We were not even terrorists, but just a bunch of Vietnam bound flyers and crew, learning the oh, so evil ways of the enemy.
After experiencing first hand the joys of sleep deprivation, learning how to make mud and rock furrows with our bodies through a mile of obstacles with barbed wire and heavy automatic weapon fire overhead, random explosions and other fun diversions, we were “captured”, rudely handled, spoken roughly to, hand cuffed, heads bagged (very old, very ripe laundry bags), detained in underground bunkers with cells, interrogated repeatedly by mean guys with bad attitudes, placed in small wooden crates with no room to [move], photographed in odd positions, lined up and marched to an outdoor (of sorts) wired stalag/compound, all crammed into a very low, mud and stone hovel with other “inmates” and made to eat unidentifiable gruel.
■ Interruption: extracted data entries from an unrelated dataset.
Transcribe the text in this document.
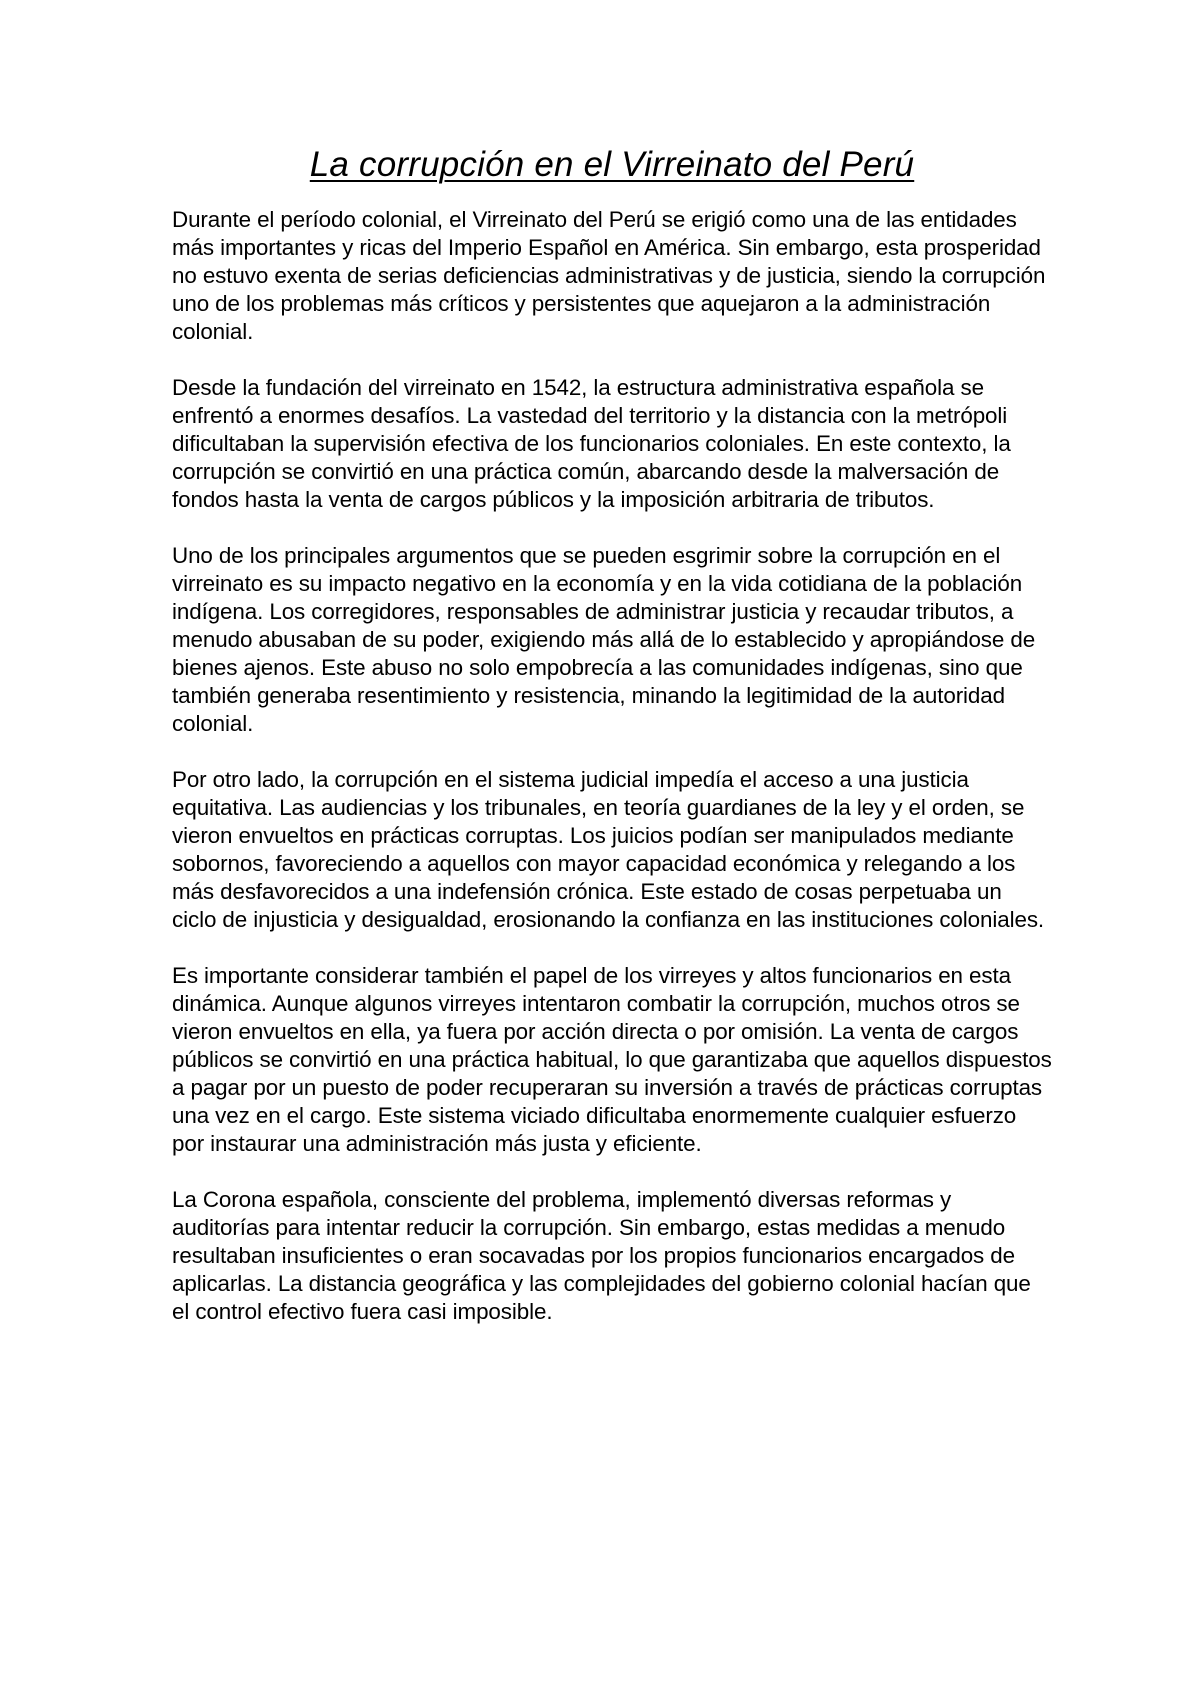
La corrupción en el Virreinato del Perú

Durante el período colonial, el Virreinato del Perú se erigió como una de las entidades más importantes y ricas del Imperio Español en América. Sin embargo, esta prosperidad no estuvo exenta de serias deficiencias administrativas y de justicia, siendo la corrupción uno de los problemas más críticos y persistentes que aquejaron a la administración colonial.

Desde la fundación del virreinato en 1542, la estructura administrativa española se enfrentó a enormes desafíos. La vastedad del territorio y la distancia con la metrópoli dificultaban la supervisión efectiva de los funcionarios coloniales. En este contexto, la corrupción se convirtió en una práctica común, abarcando desde la malversación de fondos hasta la venta de cargos públicos y la imposición arbitraria de tributos.

Uno de los principales argumentos que se pueden esgrimir sobre la corrupción en el virreinato es su impacto negativo en la economía y en la vida cotidiana de la población indígena. Los corregidores, responsables de administrar justicia y recaudar tributos, a menudo abusaban de su poder, exigiendo más allá de lo establecido y apropiándose de bienes ajenos. Este abuso no solo empobrecía a las comunidades indígenas, sino que también generaba resentimiento y resistencia, minando la legitimidad de la autoridad colonial.

Por otro lado, la corrupción en el sistema judicial impedía el acceso a una justicia equitativa. Las audiencias y los tribunales, en teoría guardianes de la ley y el orden, se vieron envueltos en prácticas corruptas. Los juicios podían ser manipulados mediante sobornos, favoreciendo a aquellos con mayor capacidad económica y relegando a los más desfavorecidos a una indefensión crónica. Este estado de cosas perpetuaba un ciclo de injusticia y desigualdad, erosionando la confianza en las instituciones coloniales.

Es importante considerar también el papel de los virreyes y altos funcionarios en esta dinámica. Aunque algunos virreyes intentaron combatir la corrupción, muchos otros se vieron envueltos en ella, ya fuera por acción directa o por omisión. La venta de cargos públicos se convirtió en una práctica habitual, lo que garantizaba que aquellos dispuestos a pagar por un puesto de poder recuperaran su inversión a través de prácticas corruptas una vez en el cargo. Este sistema viciado dificultaba enormemente cualquier esfuerzo por instaurar una administración más justa y eficiente.

La Corona española, consciente del problema, implementó diversas reformas y auditorías para intentar reducir la corrupción. Sin embargo, estas medidas a menudo resultaban insuficientes o eran socavadas por los propios funcionarios encargados de aplicarlas. La distancia geográfica y las complejidades del gobierno colonial hacían que el control efectivo fuera casi imposible.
Cold, wet, hungry, constipated, humiliated, tired, bleeding, dirty and utterly confused and THEN the ultimate, horrific torture was begun. To this day I have nightmares of the days and nights of the seemingly endless, mocking, psychosis-inducing music they played. Had they no conscience at all?
They played endless Joan Baez songs. Pardon me, I feel some some nausea coming on again…
It could have been worse, of course. They could have played John Kerry speeches, as the North Vietnamese sometimes did. Where was Dick Durbin when we needed him?